Harrison's Slight Error

Harrison's Slight Error

The one o'clock down express was just on the point of starting. The
engine-driver, with his hand on the lever, whiled away the moments,
like the watchman in _The Agamemnon_, by whistling. The guard
endeavoured to talk to three people at once. Porters flitted to and
fro, cleaving a path for themselves with trucks of luggage. The Usual
Old Lady was asking if she was right for some place nobody had ever
heard of. Everybody was saying good-bye to everybody else, and last,
but not least, P. St H. Harrison, of St Austin's, was strolling at a
leisurely pace towards the rear of the train. There was no need for him
to hurry. For had not his friend, Mace, promised to keep a corner-seat
for him while he went to the refreshment-room to lay in supplies?
Undoubtedly he had, and Harrison, as he watched the struggling crowd,
congratulated himself that he was not as other men. A corner seat in a
carriage full of his own particular friends, with plenty of provisions,
and something to read in case he got tired of talking--it would be
perfect.

So engrossed was he in these reflections, that he did not notice that
from the opposite end of the platform a youth of about his own age was
also making for the compartment in question.
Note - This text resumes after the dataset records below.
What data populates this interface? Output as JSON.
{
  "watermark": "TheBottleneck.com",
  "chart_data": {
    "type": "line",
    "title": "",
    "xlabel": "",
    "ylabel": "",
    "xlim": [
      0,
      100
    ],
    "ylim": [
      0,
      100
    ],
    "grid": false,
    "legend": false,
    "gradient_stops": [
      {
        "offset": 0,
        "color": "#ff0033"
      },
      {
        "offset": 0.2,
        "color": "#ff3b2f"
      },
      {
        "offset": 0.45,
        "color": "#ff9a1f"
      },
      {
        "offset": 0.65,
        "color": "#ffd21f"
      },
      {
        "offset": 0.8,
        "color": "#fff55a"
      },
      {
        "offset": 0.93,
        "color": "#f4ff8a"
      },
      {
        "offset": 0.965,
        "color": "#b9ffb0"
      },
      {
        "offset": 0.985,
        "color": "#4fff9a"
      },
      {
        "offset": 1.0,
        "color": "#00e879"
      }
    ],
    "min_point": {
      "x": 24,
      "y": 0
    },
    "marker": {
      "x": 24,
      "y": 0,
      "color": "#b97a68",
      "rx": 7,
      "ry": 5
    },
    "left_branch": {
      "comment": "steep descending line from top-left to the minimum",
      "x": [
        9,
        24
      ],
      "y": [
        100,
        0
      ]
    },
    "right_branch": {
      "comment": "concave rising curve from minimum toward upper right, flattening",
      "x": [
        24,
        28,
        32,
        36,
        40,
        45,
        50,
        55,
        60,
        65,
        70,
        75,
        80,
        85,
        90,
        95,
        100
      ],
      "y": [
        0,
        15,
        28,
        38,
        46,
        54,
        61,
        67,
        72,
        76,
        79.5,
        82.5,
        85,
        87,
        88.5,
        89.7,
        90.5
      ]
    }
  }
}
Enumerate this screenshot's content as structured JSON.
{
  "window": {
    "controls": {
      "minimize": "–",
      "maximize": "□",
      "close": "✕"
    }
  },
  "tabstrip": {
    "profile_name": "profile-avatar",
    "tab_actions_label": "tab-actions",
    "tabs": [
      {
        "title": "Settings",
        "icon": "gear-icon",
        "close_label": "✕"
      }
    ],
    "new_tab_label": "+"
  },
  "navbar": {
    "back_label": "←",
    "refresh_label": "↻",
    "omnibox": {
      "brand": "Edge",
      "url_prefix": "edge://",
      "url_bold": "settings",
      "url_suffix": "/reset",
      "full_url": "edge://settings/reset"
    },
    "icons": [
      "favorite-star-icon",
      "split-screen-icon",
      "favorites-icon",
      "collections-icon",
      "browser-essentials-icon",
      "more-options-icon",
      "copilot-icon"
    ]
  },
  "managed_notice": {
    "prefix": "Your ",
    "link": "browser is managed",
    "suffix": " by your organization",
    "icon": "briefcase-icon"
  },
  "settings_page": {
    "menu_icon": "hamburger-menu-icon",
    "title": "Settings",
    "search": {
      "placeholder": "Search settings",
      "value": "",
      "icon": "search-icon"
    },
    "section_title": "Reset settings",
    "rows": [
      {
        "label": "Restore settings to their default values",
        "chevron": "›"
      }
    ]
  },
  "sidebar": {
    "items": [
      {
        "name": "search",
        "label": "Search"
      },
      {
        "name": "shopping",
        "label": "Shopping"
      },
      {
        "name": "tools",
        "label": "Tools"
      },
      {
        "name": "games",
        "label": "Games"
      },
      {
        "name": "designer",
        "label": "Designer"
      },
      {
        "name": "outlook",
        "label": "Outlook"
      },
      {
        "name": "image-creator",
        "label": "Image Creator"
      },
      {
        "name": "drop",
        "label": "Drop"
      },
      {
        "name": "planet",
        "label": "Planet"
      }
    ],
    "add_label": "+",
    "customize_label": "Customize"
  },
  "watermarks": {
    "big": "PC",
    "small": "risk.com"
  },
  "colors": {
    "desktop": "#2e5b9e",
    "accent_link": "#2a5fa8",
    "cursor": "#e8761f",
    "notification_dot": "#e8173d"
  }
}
The first intimation he
had of his presence was when the latter, arriving first at the door by
a short head, hurled a bag on to the rack, and sank gracefully into the
identical corner seat which Harrison had long regarded as his own
personal property. And to make matters worse, there was no other vacant
seat in the compartment. Harrison was about to protest, when the guard
blew his whistle. There was nothing for it but to jump in and argue the
matter out _en route_. Harrison jumped in, to be greeted instantly
by a chorus of nine male voices. 'Outside there! No room! Turn him
out!' said the chorus. Then the chorus broke up into its component
parts, and began to address him one by one.

'You rotter, Harrison,' said Babington, of Dacre's, 'what do you come
barging in here for? Can't you see we're five aside already?'

'Hope you've brought a sardine-opener with you, old chap,' said
Barrett, the peerless pride of Philpott's, ''cos we shall jolly well
need one when we get to the good old Junct-i-on. Get up into the rack,
Harrison, you're stopping the ventilation.'

The youth who had commandeered Harrison's seat so neatly took another
unpardonable liberty at this point. He grinned. Not the timid,
deprecating smile of one who wishes to ingratiate himself with
strangers, but a good, six-inch grin right across his face. Harrison
turned on him savagely.

'Look here,' he said, 'just you get out of that. What do you mean by
bagging my seat?'

'Are you a director of this line?' enquired the youth politely. Roars
of applause from the interested audience. Harrison began to feel hot
and uncomfortable.

'Or only the Emperor of Germany?' pursued his antagonist.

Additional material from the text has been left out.